For single threaded programs, whether it is JS's event loop, or Racket's cooperative threads, or something similar, if Δt is small enough then only one task will be seen to progress.
No thanks.
In ecosystems with good distributed system stories, what this looks like in practice is that concurrency is your (the application developers') problem, and parallelism is the scheduler designer's problem.
I think there needs to be a stricter definition here.

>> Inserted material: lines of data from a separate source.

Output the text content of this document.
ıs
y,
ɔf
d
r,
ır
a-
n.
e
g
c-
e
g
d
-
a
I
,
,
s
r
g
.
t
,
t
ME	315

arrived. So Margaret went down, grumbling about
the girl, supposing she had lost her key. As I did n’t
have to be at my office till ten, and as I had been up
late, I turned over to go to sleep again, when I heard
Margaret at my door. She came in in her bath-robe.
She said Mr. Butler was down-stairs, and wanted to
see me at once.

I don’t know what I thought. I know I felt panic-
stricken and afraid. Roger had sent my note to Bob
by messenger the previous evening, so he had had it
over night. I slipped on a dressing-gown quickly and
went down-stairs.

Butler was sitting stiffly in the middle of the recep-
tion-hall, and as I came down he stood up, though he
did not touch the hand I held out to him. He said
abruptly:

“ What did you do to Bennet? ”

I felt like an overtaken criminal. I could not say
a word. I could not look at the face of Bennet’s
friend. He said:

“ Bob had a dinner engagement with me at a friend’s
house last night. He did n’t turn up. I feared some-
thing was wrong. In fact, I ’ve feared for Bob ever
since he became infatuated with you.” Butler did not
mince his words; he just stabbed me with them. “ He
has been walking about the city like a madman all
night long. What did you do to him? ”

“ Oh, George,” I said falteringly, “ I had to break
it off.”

Concurrency is the ability of a system to chop a task into many tiny tasks. A side effect of this is that if the system chops all tasks into tiny tasks and runs them all in a sort of shuffled way it looks like parallelism.
Asynchrony means that the requesting agent is not blocked while submitting a request in order to wait for the result of that request.
Asynchronous abstractions may provide a synchronous way wait for the asynchronously submitted result.
It's true that it's possible - two async tasks can be bound together in sequence, just as with `Promise.then()` et al.
... but it's not necessarily the case, hence the partial order, and the "possibility for tasks to run out of order".
For example - `a.then(b)` might bind tasks `a` and `b` together asynchronously, such that `a` takes place, and then `b` takes place - but after `a` has taken place, and before `b` has taken place, there may or may not be other asynchronous tasks interleaved between `a` and `b`.
The ordering between `a`, `b`, and these interleaved events is not defined at all, and thus we have a partial order, in which we can bind `a` and `b` together in sequence, but have no idea how these two events are ordered in relation to all the other asynchronous tasks being managed by the runtime.
I don't mean "promise.then", whereby the issuance of the next request is gated on the completion of the first.
An example might be async writes to a file. If we write "abc" at the start of the file in one request and "123" starting at the second byte in the second requests, there can be a guarantee that the result will be "a123", and not "abc2", without gating on the first request completing before starting the other.
async doesn't mean out of order; it means the request initiator doesn't synchronize on the completion as a single operation.
That being said, I agree we don’t need a new term to express “Zig has a function in the async API that throws a compilation error when you run in a non-concurrent execution. Zig let’s you say that.” It’s fine to so that without proposing new theory.
For lamport concurrent does not mean what it means to us colloquially or informally (like, "meanwhile"). Concurrency in Lamport's formal definition is only about order. If one task is dependent or is affected by another, then the first is ordered after the second one. Otherwise, they are deemed to be "concurrent", even if one happens years later or before.